While cancer remains one of the deadliest diseases, recent medical advances have made it much more manageable, and in some cases even curable. A new research, for instance, has found a way to enhance the cancer-fighting abilities of the drug paclitaxel, to a great extent. For the very first time, a team of scientists at the University of North Carolina at Chapel Hill has packed it in a non-toxic, dissolvable container made from the patient’s own immune system. Not only does it protect the drug from getting destroyed by the body’s defenses, the new approach actually increases its efficacy in killing stubborn cancer cells.
Led by Elena Batrakova, a professor at the UNC Eshelman School of Pharmacy’s Center for Nanotechnology in Drug Delivery, the team created the drug packaging using exosomes, which are basically microscopic spheres derived from white blood cells with the purpose of protecting the body from harmful infections. Composed of the same substance as cell membranes, exosomes are not treated by the individual’s body as foreign, and can safely be used in place of plastic-based drug delivery systems. Speaking about the project, recently published in Nanomedicine: Nanotechnology, Biology and Medicine journal, Batrakova said:
Exosomes are engineered by nature to be the perfect delivery vehicles. By using exosomes from white blood cells, we wrap the medicine in an invisibility cloak that hides it from the immune system.

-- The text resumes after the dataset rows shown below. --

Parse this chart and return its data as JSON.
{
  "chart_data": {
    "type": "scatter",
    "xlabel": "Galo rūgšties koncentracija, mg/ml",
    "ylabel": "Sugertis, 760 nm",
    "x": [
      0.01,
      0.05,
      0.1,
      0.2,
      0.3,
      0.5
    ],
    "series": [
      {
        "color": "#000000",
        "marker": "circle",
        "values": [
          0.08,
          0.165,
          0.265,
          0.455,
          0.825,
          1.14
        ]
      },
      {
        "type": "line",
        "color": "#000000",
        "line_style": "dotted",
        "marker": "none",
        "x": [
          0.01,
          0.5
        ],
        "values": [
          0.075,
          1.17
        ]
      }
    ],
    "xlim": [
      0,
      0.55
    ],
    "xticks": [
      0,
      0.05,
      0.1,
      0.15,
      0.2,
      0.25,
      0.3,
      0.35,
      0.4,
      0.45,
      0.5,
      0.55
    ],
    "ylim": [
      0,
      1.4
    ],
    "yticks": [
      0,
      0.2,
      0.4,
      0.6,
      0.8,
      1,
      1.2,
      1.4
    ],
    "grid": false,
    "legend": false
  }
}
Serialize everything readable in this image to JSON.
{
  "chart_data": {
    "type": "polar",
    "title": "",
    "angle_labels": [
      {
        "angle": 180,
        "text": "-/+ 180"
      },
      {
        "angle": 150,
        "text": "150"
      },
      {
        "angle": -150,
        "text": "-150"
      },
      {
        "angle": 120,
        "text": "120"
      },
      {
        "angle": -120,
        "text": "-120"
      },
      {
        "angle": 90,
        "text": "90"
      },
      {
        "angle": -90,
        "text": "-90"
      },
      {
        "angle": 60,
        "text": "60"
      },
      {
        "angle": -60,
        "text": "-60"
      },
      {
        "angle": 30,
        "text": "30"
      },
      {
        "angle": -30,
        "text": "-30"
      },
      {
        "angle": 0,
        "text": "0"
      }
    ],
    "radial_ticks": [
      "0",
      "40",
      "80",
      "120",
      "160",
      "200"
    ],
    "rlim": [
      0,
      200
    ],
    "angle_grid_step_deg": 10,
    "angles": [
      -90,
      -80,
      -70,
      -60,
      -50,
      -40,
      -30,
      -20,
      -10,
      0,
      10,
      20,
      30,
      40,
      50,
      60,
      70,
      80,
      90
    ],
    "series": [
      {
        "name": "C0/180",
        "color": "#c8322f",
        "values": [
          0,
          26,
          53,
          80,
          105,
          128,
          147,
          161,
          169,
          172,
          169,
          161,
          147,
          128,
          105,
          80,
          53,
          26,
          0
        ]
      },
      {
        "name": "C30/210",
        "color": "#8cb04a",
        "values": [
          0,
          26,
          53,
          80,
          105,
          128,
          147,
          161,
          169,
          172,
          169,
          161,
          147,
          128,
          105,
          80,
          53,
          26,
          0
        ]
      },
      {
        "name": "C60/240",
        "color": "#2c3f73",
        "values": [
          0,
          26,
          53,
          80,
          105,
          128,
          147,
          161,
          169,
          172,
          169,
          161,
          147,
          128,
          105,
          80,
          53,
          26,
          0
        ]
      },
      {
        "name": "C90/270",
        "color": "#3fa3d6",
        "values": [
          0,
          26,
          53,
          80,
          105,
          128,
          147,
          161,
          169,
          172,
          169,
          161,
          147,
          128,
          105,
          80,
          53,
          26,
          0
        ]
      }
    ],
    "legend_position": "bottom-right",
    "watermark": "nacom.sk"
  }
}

We don’t know exactly how they do it, but the exosomes swarm the cancer cells, completely bypassing any drug resistance they may have and delivering their payload.
Paclitaxel, which is commonly used to treat lung, breast and pancreatic cancers, usually causes some really serious and unpleasant side effects, including diarrhea, hair loss, joint and muscle pain and so on. It has also been found to greatly increase the risk of contracting serious infections, in patients with impaired immune system. As part of the current research, the team harvested exosomes from murine white blood cells, filling them up with specific quantities of paclitaxel.
To test the efficacy of the treatment, also known as exoPXT, the scientists added the drug to petri dishes containing different types of drug-resistant cancer cells. According to the researchers, the new approach required 50 times less drug to achieve the same cancer-annihilating effects as the plastic-based formulations currently used by doctors, like Taxol. Batrakova, the leader of the research team, explained:
That means we can use 50 times less of the drug and still get the same results. That matters because we may eventually be able to treat patients with smaller and more accurate doses of powerful chemotherapy drugs resulting in more effective treatment with fewer and milder side effects.
For further proof, the researchers applied the therapy to mouse models of drug-resistant lung cancers. To that end, they added a dye to the exosomes to be able to better track their movement through the lungs. As expected, the exosome-based drug was extremely effective in locating and destroying cancer cells, without affecting any of the healthy cells surrounding them. Batrakova added:
Accurately mapping the extent of tumors in the lungs is one of the biggest challenges in treating lung-cancer patients. Our results show how powerful exosomes can be as both a therapeutic and a diagnostic.
The research was conducted with funds from the National Institutes of Health, the Carolina Partnership and the Russian Federation Ministry of Education and Science.